To address these challenges, combination therapy approaches are being actively explored, integrating KRAS G12C inhibitors with agents targeting RTKs (e.g., SHP2 inhibitors), downstream MAPK signaling (e.g., MEK inhibitors), parallel oncogenic pathways (e.g., PI3K-AKT-mTOR inhibitors), and immune checkpoint inhibitors to overcome resistance mechanisms and improve patient outcomes (Moll et al., 2018; David et al., 2021; Negrao et al., 2023a; Li et al., 2022a). However, treatment-related adverse events (TRAEs) remain a concern, particularly in combination regimens, emphasizing the need for optimized dosing strategies and biomarker-driven patient selection to balance efficacy and toxicity (Li et al., 2022a).
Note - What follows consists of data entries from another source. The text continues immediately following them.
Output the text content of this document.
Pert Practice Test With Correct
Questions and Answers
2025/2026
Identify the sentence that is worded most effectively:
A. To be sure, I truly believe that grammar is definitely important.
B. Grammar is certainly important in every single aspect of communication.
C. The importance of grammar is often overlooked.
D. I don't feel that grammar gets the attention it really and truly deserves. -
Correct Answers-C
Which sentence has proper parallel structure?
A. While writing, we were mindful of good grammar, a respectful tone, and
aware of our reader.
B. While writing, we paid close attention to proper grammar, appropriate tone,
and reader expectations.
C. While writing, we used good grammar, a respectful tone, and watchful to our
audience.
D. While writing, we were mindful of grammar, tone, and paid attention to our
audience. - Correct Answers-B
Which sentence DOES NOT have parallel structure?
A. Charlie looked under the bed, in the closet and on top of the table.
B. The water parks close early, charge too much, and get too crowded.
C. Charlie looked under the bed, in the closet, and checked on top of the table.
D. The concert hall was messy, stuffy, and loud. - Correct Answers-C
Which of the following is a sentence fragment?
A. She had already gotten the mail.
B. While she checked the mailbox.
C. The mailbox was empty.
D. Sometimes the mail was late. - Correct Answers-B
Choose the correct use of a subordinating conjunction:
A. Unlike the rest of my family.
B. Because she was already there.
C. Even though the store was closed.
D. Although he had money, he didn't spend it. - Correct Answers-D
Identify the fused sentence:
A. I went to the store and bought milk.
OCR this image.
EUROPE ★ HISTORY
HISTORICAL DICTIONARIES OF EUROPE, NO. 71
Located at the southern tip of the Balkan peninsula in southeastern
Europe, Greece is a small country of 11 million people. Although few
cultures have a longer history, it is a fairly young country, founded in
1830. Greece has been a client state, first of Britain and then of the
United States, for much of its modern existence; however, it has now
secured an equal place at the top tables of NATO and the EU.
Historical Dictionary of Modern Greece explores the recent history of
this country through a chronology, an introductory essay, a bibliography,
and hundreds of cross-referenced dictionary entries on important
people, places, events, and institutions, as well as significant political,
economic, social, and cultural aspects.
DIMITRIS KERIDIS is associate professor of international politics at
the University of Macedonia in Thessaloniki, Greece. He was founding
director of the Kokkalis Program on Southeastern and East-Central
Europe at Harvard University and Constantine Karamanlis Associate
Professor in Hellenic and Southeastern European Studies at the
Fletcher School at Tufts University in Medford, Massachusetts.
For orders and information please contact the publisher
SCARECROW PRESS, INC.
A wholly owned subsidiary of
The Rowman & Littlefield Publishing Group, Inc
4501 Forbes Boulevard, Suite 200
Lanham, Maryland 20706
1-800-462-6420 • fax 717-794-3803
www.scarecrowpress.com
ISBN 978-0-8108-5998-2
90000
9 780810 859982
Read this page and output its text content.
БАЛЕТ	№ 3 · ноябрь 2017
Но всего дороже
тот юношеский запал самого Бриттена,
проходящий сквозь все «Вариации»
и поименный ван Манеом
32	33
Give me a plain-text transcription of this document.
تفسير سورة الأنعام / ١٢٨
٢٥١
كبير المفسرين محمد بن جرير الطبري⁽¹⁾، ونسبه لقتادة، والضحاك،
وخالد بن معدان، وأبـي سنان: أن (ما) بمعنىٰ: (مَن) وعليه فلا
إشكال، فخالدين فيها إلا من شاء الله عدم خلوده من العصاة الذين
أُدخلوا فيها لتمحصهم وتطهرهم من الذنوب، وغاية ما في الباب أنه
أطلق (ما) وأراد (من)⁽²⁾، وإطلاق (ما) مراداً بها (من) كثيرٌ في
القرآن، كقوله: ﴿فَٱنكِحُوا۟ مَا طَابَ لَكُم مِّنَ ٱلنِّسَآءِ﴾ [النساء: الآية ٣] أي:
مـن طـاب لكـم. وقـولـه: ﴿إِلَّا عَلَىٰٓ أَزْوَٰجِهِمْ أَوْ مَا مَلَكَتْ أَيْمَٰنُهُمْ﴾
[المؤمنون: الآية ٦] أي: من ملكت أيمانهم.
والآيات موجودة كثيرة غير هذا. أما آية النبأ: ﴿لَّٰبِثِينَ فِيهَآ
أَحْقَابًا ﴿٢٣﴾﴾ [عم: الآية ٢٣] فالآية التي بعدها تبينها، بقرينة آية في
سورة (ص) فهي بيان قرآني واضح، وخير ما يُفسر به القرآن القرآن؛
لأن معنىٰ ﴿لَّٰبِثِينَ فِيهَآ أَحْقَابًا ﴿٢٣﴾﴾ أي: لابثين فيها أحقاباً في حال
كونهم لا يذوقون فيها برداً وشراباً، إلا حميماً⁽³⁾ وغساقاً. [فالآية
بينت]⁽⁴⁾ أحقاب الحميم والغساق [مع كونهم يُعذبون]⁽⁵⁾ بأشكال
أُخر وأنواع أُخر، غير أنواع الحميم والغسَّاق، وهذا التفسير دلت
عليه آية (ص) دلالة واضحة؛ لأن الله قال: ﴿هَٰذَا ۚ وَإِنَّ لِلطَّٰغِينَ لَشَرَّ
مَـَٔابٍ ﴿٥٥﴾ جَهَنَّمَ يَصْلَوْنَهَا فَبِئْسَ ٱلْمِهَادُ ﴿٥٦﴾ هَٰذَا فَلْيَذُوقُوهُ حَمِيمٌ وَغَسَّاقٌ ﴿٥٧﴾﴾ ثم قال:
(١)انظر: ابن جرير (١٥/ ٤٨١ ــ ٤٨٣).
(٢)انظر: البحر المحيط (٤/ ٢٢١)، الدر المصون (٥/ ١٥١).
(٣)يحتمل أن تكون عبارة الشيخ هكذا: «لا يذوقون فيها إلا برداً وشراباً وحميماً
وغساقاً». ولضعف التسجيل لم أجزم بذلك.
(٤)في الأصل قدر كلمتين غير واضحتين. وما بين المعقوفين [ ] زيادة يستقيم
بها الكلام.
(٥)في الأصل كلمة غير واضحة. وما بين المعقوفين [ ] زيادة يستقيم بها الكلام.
The suboptimal durability of current agents paradoxically strengthens, rather than diminishes, the rationale for intensified KRAS-directed research. Limited PFS confirms that transient KRAS inhibition is insufficient; sustained pathway suppression is imperative for long-term disease control. This precisely justifies the strategic pivot toward upfront combination regimens designed to prevent clonal selection of resistant subpopulations and suppress adaptive reprogramming. Importantly, advances in predictive biomarkers and real-time liquid biopsy now enable precise patient stratification and adaptive therapy, transforming combination strategies from empiric cocktails to optimized, personalized protocols. The therapeutic goal is clear: convert transient responses into durable remissions by addressing resistance before it emerges.
Future therapeutic directions will focus on next-generation KRAS inhibitors, including pan-KRAS inhibitors, allele-specific inhibitors (e.g., targeting KRAS G12D and G12V), and KRAS protein degraders, which hold promise for improving therapeutic outcomes beyond KRAS G12C-specific agents (Morimoto et al., 2024; Zhang et al., 2024; Edwards et al., 2023). Additionally, the integration of biomarker-driven precision medicine, liquid biopsy technologies for real-time monitoring, and AI-driven drug discovery is expected to revolutionize KRAS-targeted therapy, offering more personalized and effective treatment strategies (Zhang et al., 2023; Lee et al., 2024).

5
Conclusion
The therapeutic landscape for NSCLC has been considerably transformed by the advent of KRAS G12C-targeted therapies. However, to enhance long-term patient outcomes, it is imperative to address resistance mechanisms, refine combination approaches, and innovate next-generation inhibitors. Maximizing the potential of KRAS-targeted therapies in oncology will necessitate ongoing clinical research, robust translational studies, and the development of novel therapeutic strategies.